I understand your fears, I comprehend your anticipation. No one likes to go to the Doctor incase they find something wrong. Though didn’t you think if they had found something, they could have dealt with it? Who knows how long you suffered in silence. What symptoms you felt but kept them to yourself. Because that was you. The strong one, the head of the family. The one we all turned to when we needed advice. Well now where do we go? You left us behind. Mum is hiding it well, siblings have their own families and distractions. I don’t have that so much. I am sorry for all the times I wasn’t a good daughter, I am sorry for resenting you when actually you are the best father. I am sorry that I used to refer to you as the sperm donor. Though you never knew that. I am thankful we had these last 5 years to make amends. I am so lucky to have you as my dad.

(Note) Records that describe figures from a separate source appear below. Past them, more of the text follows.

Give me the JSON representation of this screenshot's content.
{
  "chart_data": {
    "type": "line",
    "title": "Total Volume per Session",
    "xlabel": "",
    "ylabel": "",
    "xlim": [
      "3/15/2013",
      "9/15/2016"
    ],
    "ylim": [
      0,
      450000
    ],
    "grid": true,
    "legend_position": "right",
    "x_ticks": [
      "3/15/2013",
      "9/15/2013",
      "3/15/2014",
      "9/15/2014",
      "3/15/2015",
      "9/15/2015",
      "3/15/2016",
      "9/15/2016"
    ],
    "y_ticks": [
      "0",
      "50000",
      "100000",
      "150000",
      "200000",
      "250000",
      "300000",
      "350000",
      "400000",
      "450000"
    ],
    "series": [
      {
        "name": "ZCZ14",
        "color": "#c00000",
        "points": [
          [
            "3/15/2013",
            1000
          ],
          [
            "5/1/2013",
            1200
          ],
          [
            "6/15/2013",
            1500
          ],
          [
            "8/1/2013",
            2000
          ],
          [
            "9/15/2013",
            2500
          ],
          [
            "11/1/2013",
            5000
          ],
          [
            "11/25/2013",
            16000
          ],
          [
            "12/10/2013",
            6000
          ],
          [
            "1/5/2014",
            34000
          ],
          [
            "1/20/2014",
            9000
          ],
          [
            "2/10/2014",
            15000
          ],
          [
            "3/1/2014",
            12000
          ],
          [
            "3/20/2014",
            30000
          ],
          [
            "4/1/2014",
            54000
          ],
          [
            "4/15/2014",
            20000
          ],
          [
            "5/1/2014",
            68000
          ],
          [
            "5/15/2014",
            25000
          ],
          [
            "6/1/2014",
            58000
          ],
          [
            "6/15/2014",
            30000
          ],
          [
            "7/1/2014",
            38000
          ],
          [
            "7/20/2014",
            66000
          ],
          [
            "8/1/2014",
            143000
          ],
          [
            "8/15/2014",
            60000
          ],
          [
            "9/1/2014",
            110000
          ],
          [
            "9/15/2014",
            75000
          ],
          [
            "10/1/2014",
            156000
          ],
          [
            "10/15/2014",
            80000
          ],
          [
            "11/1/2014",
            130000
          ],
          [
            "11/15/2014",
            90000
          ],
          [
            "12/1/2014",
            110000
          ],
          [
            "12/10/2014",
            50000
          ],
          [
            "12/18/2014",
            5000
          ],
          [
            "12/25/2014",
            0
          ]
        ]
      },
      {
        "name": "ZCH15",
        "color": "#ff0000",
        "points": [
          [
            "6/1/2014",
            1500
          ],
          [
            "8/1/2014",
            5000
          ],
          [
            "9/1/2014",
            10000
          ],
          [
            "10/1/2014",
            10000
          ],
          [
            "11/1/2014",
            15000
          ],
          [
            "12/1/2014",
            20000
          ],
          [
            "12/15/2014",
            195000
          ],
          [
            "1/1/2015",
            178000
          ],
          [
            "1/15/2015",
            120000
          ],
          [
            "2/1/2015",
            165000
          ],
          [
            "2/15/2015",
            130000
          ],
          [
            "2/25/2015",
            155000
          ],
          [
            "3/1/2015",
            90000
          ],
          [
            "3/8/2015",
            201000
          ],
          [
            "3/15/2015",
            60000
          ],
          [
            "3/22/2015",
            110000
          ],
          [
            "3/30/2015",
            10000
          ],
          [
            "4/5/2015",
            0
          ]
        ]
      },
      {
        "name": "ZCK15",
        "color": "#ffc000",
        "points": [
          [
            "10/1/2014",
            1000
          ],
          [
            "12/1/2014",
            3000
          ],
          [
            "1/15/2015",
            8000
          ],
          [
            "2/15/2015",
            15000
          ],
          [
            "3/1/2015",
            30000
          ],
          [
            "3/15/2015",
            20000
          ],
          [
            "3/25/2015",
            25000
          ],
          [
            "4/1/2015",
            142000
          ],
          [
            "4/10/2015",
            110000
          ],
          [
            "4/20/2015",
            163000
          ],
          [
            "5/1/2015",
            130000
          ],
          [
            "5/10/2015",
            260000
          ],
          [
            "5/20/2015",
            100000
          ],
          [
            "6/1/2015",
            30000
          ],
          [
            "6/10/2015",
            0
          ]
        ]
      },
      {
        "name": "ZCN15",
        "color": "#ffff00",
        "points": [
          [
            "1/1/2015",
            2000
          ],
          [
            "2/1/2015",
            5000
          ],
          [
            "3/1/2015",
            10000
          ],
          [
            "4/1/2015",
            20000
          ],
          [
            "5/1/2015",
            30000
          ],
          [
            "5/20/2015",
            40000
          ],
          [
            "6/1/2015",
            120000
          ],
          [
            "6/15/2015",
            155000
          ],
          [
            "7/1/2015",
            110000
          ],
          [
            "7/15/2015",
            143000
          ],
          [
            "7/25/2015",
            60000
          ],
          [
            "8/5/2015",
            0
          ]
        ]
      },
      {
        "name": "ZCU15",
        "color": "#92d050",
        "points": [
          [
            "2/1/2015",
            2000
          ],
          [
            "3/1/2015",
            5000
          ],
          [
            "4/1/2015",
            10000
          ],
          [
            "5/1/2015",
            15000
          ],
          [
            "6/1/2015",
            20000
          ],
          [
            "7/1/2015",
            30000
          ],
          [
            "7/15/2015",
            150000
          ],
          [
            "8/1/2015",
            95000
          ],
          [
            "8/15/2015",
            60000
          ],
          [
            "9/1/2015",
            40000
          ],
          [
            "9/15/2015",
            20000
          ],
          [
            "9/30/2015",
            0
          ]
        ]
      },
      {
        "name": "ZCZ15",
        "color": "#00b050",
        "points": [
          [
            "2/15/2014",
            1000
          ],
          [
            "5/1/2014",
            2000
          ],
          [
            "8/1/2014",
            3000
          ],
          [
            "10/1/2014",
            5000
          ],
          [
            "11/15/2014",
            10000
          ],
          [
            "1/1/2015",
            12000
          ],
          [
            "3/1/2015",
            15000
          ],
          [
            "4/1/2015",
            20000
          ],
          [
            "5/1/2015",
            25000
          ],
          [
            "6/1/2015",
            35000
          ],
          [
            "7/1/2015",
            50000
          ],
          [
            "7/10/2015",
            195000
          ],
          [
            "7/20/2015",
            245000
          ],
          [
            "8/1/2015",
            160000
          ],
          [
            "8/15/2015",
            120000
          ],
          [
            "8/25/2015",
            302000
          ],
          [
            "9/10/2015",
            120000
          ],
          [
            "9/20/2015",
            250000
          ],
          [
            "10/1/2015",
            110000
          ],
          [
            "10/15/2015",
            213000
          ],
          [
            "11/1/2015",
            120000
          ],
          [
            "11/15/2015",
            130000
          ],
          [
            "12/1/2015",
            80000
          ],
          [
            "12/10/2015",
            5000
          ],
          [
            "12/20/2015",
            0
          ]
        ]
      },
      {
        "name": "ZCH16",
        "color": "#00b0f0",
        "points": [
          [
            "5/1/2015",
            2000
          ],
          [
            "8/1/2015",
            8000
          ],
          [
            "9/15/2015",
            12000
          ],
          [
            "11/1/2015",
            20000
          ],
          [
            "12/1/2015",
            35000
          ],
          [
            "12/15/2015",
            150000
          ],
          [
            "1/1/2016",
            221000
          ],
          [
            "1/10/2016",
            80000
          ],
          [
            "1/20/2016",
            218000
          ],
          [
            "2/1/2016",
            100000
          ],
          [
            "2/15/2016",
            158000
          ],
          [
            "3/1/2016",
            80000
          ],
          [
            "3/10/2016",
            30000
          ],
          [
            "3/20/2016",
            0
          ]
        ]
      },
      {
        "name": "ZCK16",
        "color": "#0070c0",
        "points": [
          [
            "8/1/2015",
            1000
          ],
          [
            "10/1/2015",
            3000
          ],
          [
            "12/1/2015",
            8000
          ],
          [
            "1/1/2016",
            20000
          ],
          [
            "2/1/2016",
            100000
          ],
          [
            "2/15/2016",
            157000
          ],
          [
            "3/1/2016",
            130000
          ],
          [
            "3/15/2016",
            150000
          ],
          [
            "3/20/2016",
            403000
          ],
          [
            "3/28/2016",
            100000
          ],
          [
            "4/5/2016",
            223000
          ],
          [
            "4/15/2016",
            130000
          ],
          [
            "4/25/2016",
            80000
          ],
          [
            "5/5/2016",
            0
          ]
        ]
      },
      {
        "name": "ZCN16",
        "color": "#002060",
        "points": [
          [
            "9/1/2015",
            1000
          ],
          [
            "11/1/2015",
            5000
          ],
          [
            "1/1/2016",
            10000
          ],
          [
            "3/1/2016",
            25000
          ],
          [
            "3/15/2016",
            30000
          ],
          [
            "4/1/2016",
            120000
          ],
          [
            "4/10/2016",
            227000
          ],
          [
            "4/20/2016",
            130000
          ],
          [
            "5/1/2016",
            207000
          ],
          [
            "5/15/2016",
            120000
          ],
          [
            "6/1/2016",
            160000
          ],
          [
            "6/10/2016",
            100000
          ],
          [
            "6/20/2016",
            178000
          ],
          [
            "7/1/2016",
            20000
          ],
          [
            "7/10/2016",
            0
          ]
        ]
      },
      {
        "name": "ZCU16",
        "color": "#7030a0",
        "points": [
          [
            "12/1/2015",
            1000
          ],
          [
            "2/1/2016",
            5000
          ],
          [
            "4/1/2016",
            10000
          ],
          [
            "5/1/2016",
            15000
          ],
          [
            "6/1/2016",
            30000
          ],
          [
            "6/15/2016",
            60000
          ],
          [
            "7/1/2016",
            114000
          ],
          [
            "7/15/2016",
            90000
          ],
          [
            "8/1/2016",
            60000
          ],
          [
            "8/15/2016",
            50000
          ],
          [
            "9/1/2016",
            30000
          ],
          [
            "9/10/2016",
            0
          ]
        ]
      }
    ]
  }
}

I always thought that I could cope as long as I didn’t lose mum, and while I know that is true, I did not foresee the agony that would befall losing you. To not even have answers, you just did what you do, in your own way, in your own style. Leaving us to piece together the puzzle of your passing. They will want to do a post mortem. Tamper with you before we can have you back to say goodbye. Who knows what they will find wrong with you… I smile now sometimes, as bittersweet as it is, at just how simple you were, and how simple you liked life to be. I like to think I am the same. And I am not ready to lose you yet. You were supposed to be here to look after Mum. But don’t worry Dad, we’ll look after Mum for you. We will make you proud. You rest now.